I think a great example of this is my own belief on supplementation, particularly in young athletes. Currently, I believe that supplements should be:

  • Used appropriately and sparingly, with the focus on food first
  • Be Informed Sport tested, and
  • Where possible serve a further purpose beyond performance.

Beetroot juice is perhaps the best example of this – we tried some supplementation with some athletes in a similar setting to the one described earlier in this post – the beetroot juice not only served as a potential ergogenic aid, it presented an opportunity to highlight the need for and benefits of dietary nitrate, as such athletes ate more green leafy vegetables in the 2-weeks prior to competition, hereby ticking all three of the above bullet points.

All athletes were under the age of 16 – would you have recommended supplementation to this cohort?

Previously I wouldn’t have done so, I’d have said something arbitrary like no supplements until athletes are 18/21, but having listened to the needs/ wants of their coach, reading the literature, assuring an informed sport product and gaining consent from parents, we actually got a lot of people thinking about a lot of things all at once!

Outside of my own work, I’d suggest we look at guys like Tim Noakes, whilst they seem like zealots on the surface and certainly on social media, a number are good scientists who’ve changed their beliefs based on what they believe to be sufficient evidence. So whilst I wouldn’t necessarily advocate the ardency of their beliefs, being able to evolve and deepen our beliefs, is essential if we want to stay relevant and effective as practitioners.

Value people as people

As I mentioned above athletes are just people. Putting yourself in their shoes best as possible is a sure fire way to help them gain an advantage. For instance, the coach of the ultra-runner mentioned in previous instalment of this post went out and ran/walked in excess of marathon (~30miles) to get a feel for what he was asking the athlete to do in training, and almost fortuitously actually messed it up a little bit too! The knowledge he/we gained from that experience was really helpful moving forwards toward completion, and I’ve even incorporated some similar training sessions to those the swimmers perform in my own schedule, to better assimilate their training demands.
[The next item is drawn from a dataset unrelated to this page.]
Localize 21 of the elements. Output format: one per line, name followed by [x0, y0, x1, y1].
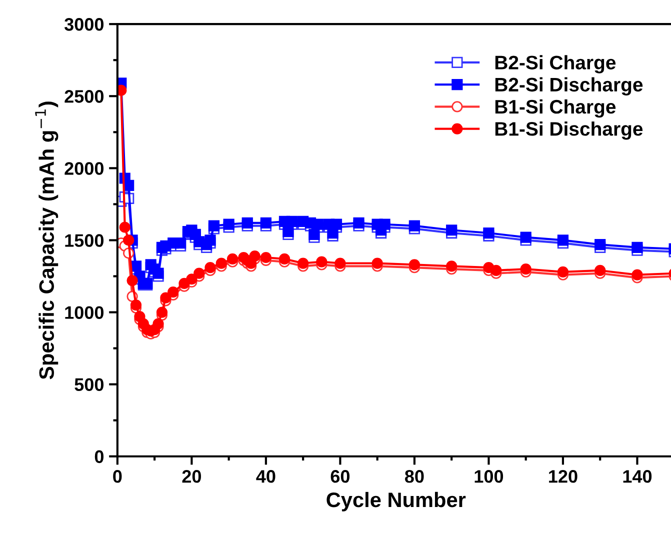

But it goes beyond this, knowing athletes on a personal level (have they got a dog, hobby, partner etc.) allows for a more fruitful application of an intervention as it increases buy-in and efficacy, as the intervention now accounts for their life outside of sport too.

Involve as many pertinent people as possible and practical

Establishing a small team around key projects is great – it helps us feel less isolated, and sparks creativity and productivity by and large through sharing workload. Personally, I find a team of 3-5 works really well, as each person has a role, all can respond to the lead of others and it’s easy to fire emails around and actually understand what’s going on.

Also, if you don’t know something, you can go and ask someone about it without feeling foolish. There are no stupid questions in a small team, as everyone is working toward a common goal – getting that athlete(s) better.

Continued work, opportunity to develop and experience excellence

Hopefully this (long) post has shown I have an enthusiasm for what I do and a hunger to develop – helping athletes be better is pretty cool, but it’s the process behind it that really makes me tick. I’m looking forward to working with some great athletes this year, and potentially exploring a new sport or two in the process.

I’m hoping teaching doesn’t detract too much from my PhD and other applied opportunities and I’ve a little idea up my sleeve as to a sport I’d like to work in, but aside from that I’m really looking forward to working closely with one or two elite athletes this year; they’re already competing internationally and for one the Olympics is the next goal. For me, I’d love to attend an Olympics or Major Games in a professional capacity – that’d be the ultimate, as one of my mentors has done so multiple times

…I’ll be sure to keep you posted with how it all goes, thanks again for reading if you’ve made it this far.